Janey stroked Muttley’s ears. “Still. . . When I look back now, I can see there were things I either chose not to see or chose not to question. Like why it took him days sometimes to call me back or how plans would get canceled at the last minute. I always chalked that up to his job and didn’t think a thing of it. But now. . .”

“Now you’re questioning everything.”

Janey nodded. “It’s making me nuts.”

“I don’t want to say the wrong thing or overstep,” Maddie said tentatively.

Janey smiled at her. “It’s not possible for you to say the wrong thing to me. I want us to be the best of friends. You should feel free to speak your mind.”

Maddie’s eyes flooded with tears, which made her laugh. “I’m like an emotional disaster area these days. Everything makes me cry.”

“They’re happy tears.”

“Absolutely. Not only did I get Mac, but you and all your family. I feel so incredibly lucky.”
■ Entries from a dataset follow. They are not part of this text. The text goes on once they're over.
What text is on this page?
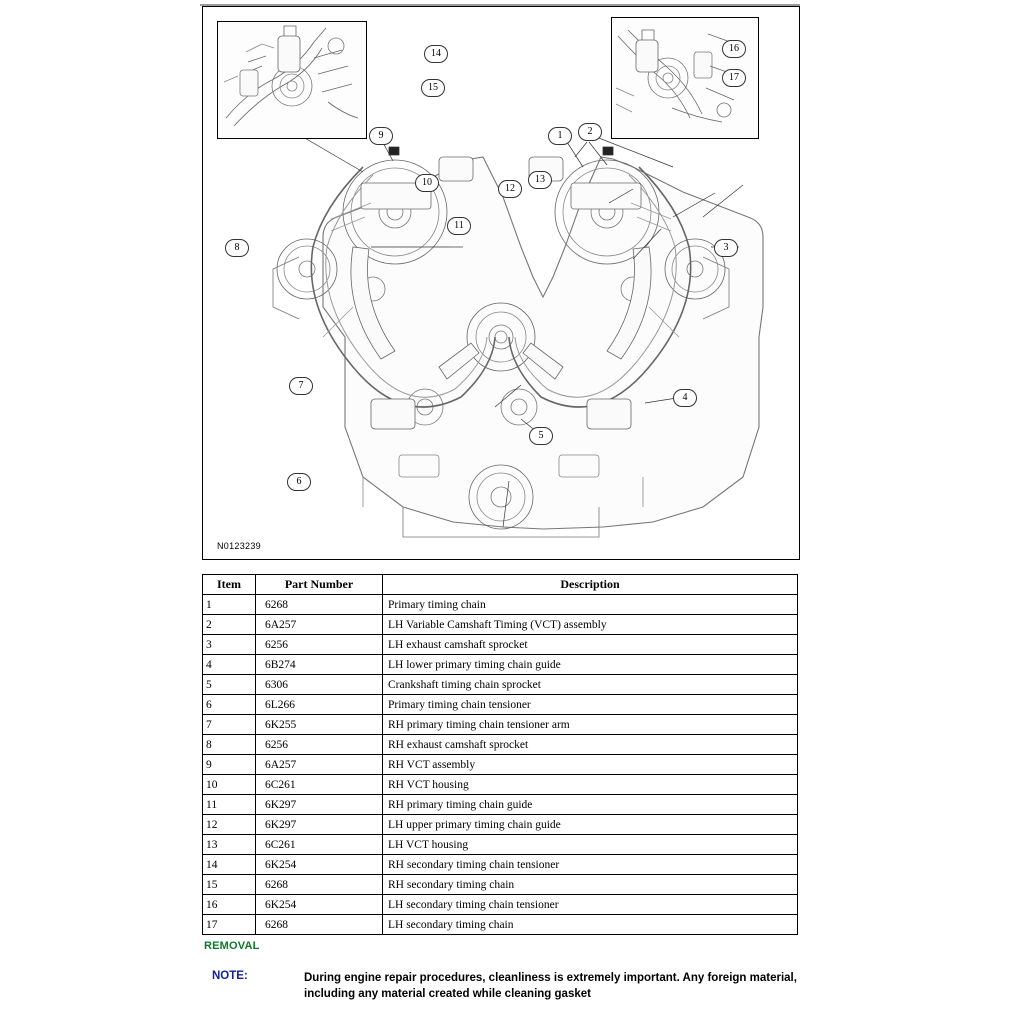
14
15
16
17
9	1	2
10
11
12
13
8	3
7
4
5
6
N0123239
Item	Part Number	Description
1	6268	Primary timing chain
2	6A257	LH Variable Camshaft Timing (VCT) assembly
3	6256	LH exhaust camshaft sprocket
4	6B274	LH lower primary timing chain guide
5	6306	Crankshaft timing chain sprocket
6	6L266	Primary timing chain tensioner
7	6K255	RH primary timing chain tensioner arm
8	6256	RH exhaust camshaft sprocket
9	6A257	RH VCT assembly
10	6C261	RH VCT housing
11	6K297	RH primary timing chain guide
12	6K297	LH upper primary timing chain guide
13	6C261	LH VCT housing
14	6K254	RH secondary timing chain tensioner
15	6268	RH secondary timing chain
16	6K254	LH secondary timing chain tensioner
17	6268	LH secondary timing chain
REMOVAL
NOTE:	During engine repair procedures, cleanliness is extremely important. Any foreign material, including any material created while cleaning gasket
“Wait till our other brothers get here. Lucky might not be the word you’re using when you see how crazy Mac gets with them.”

“Don’t try to scare me off. Nothing could keep me from marrying him.”

Janey grinned at her. “What were you going to say? Before?”

“Just that I hope you won’t hold what David did against Joe. That wouldn’t be fair to Joe.”

“No, it wouldn’t, but let’s face it, none of this is fair to Joe. He’s in love with me, and I’m a mess. I know I shouldn’t be encouraging what’s happening between us, especially right now, and I have all these good intentions to stay away from him. But then he walks in the room and all my good intentions disappear. I can’t keep my hands off him.”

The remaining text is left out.